Illustration of CHEOPS, ESA’s first exoplanet mission
Illustration of CHEOPS, ESA’s first exoplanet mission ESA / ATG medialab

The European Space Agency (ESA)’s new exoplanet-hunting satellite, CHEOPS, has taken its first image of a target star. The satellite was launched in December last year and opened the cover to its camera last week, and now it has begun imaging distant stars to search for telltale signs of planets orbiting around them.

Waiting for the first image was somewhat fraught for the scientists working on the project, as they could not be sure that the camera and other instruments were working perfectly until they saw the data come in.

“The first images that were about to appear on the screen were crucial for us to be able to determine if the telescope’s optics had survived the rocket launch in good shape,” explains Willy Benz, Professor of Astrophysics at the University of Bern and Principal Investigator of the CHEOPS mission. “When the first images of a field of stars appeared on the screen, it was immediately clear to everyone that we did indeed have a working telescope.”

First image of the star chosen as target for CHEOPS after cover opening.
First image of the star chosen as a target for CHEOPS after cover opening. The star, at the center of the image, is located at a distance of 150 light-years from us, in the constellation of Cancer. Illustration of CHEOPS, ESA’s first exoplanet mission

The captured image, shown above, may look rather blurry. But this isn’t a mistake or a problem — the telescope is deliberately defocused. Counterintuitively, this actually makes the image more precise as the light from sources like stars is spread over more pixels, which lessens the variations caused by the movements of the spacecraft.

“The good news is that the actual blurred images received are smoother and more symmetrical than what we expected from measurements performed in the laboratory,” Benz explained. “These initial promising analyses are a great relief and also a boost for the team.”

CHEOPS detects exoplanets through the transit method, in which it monitors the brightness levels of stars to look for periodic dips. If there are regular dips in brightness, that suggests that something — like an exoplanet — is orbiting around the star and periodically blocking its light. This is the same method used by NASA’s planet-hunter, TESS.

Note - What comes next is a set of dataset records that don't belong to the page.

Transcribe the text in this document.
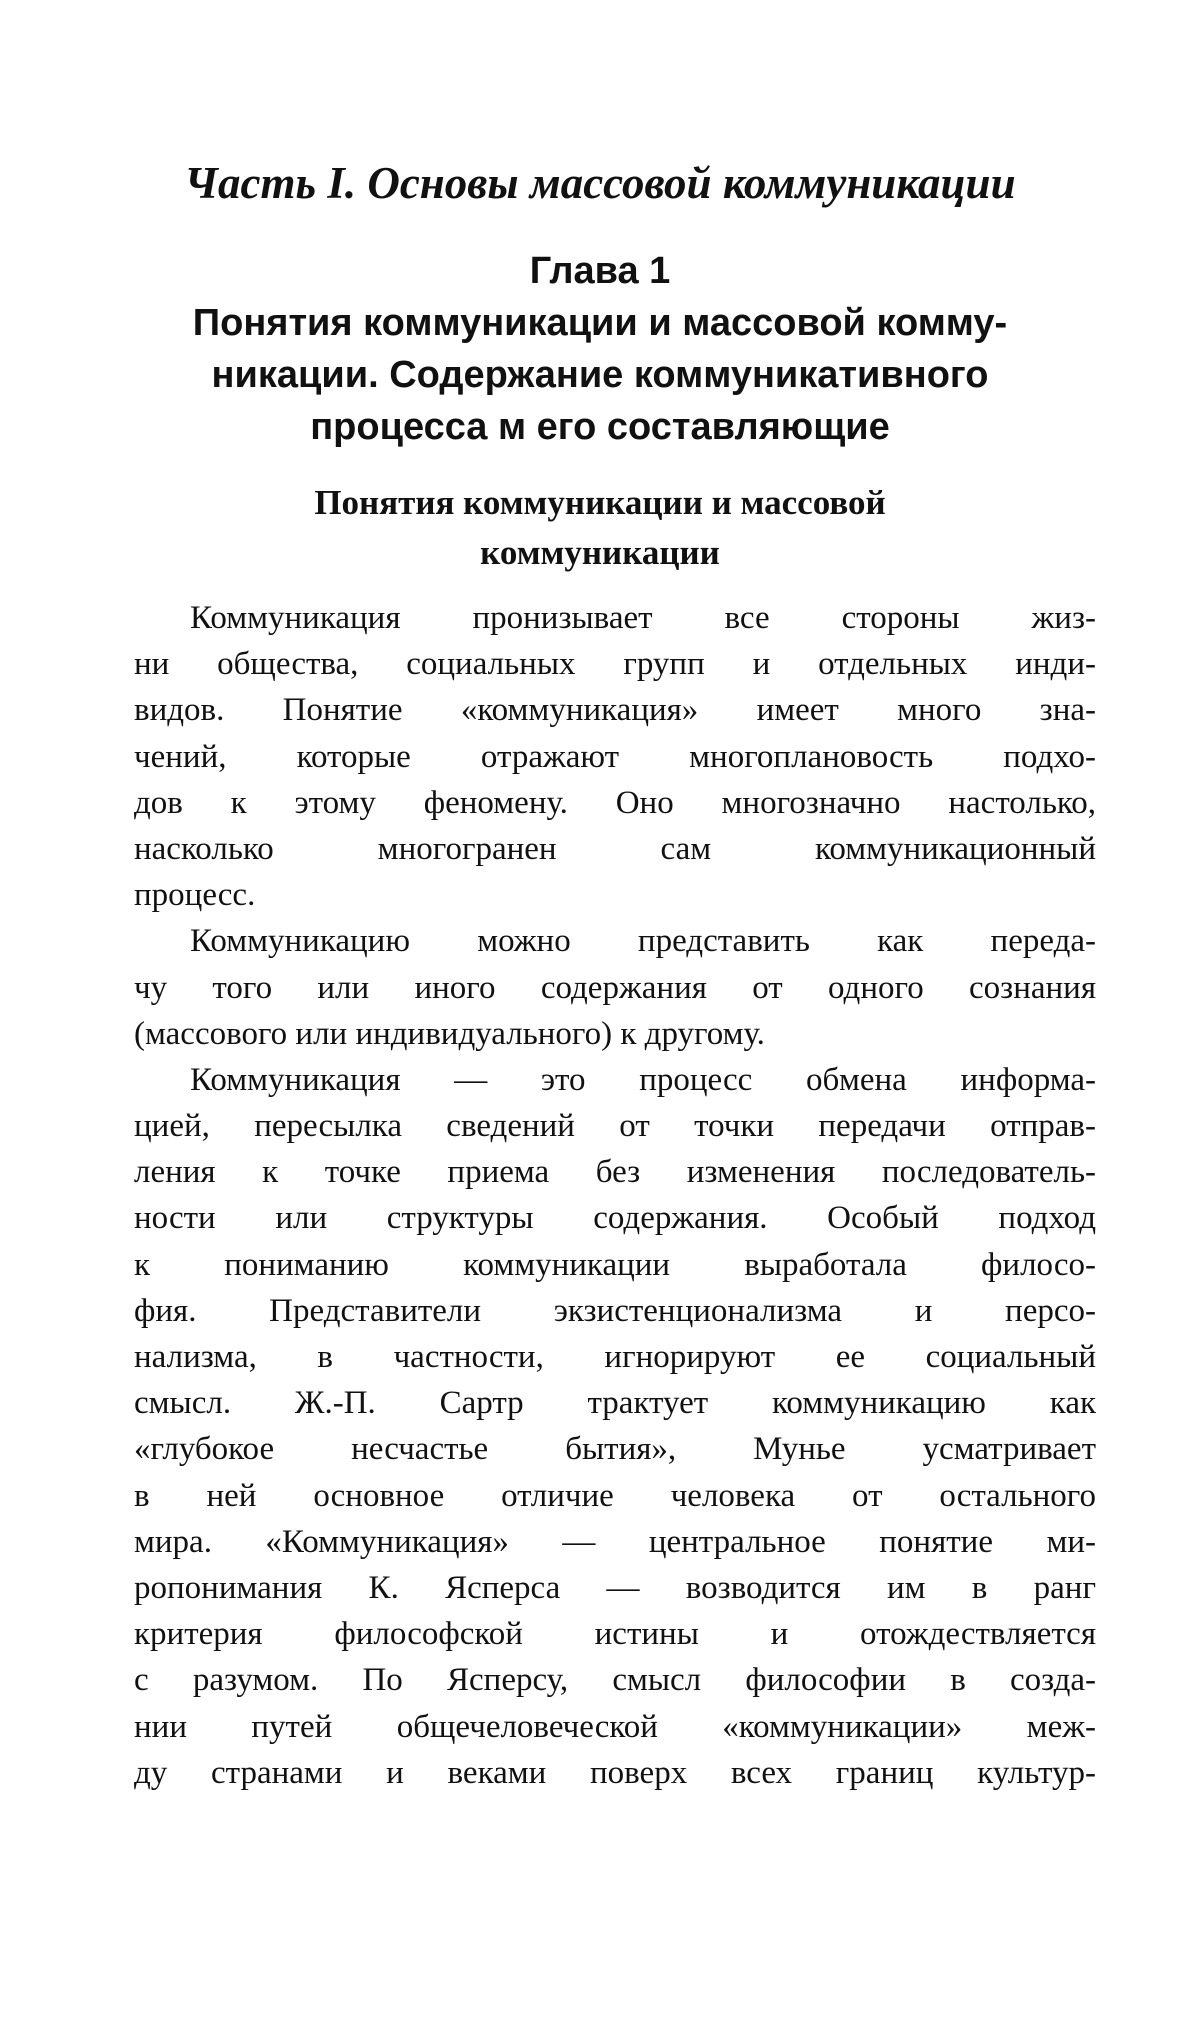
Часть I. Основы массовой коммуникации
Глава 1
Понятия коммуникации и массовой комму-
никации. Содержание коммуникативного
процесса м его составляющие
Понятия коммуникации и массовой
коммуникации
Коммуникация пронизывает все стороны жиз-
ни общества, социальных групп и отдельных инди-
видов. Понятие «коммуникация» имеет много зна-
чений, которые отражают многоплановость подхо-
дов к этому феномену. Оно многозначно настолько,
насколько многогранен сам коммуникационный
процесс.
Коммуникацию можно представить как переда-
чу того или иного содержания от одного сознания
(массового или индивидуального) к другому.
Коммуникация — это процесс обмена информа-
цией, пересылка сведений от точки передачи отправ-
ления к точке приема без изменения последователь-
ности или структуры содержания. Особый подход
к пониманию коммуникации выработала филосо-
фия. Представители экзистенционализма и персо-
нализма, в частности, игнорируют ее социальный
смысл. Ж.-П. Сартр трактует коммуникацию как
«глубокое несчастье бытия», Мунье усматривает
в ней основное отличие человека от остального
мира. «Коммуникация» — центральное понятие ми-
ропонимания К. Ясперса — возводится им в ранг
критерия философской истины и отождествляется
с разумом. По Ясперсу, смысл философии в созда-
нии путей общечеловеческой «коммуникации» меж-
ду странами и веками поверх всех границ культур-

With CHEOPS capturing images, there will be more tests of its systems over the next two months to ensure everything is working smoothly. “We will analyze many more images in detail to determine the exact level of accuracy that can be achieved by CHEOPS in the different aspects of the science program,” said David Ehrenreich, CHEOPS project scientist at the University of Geneva. “The results so far bode well.”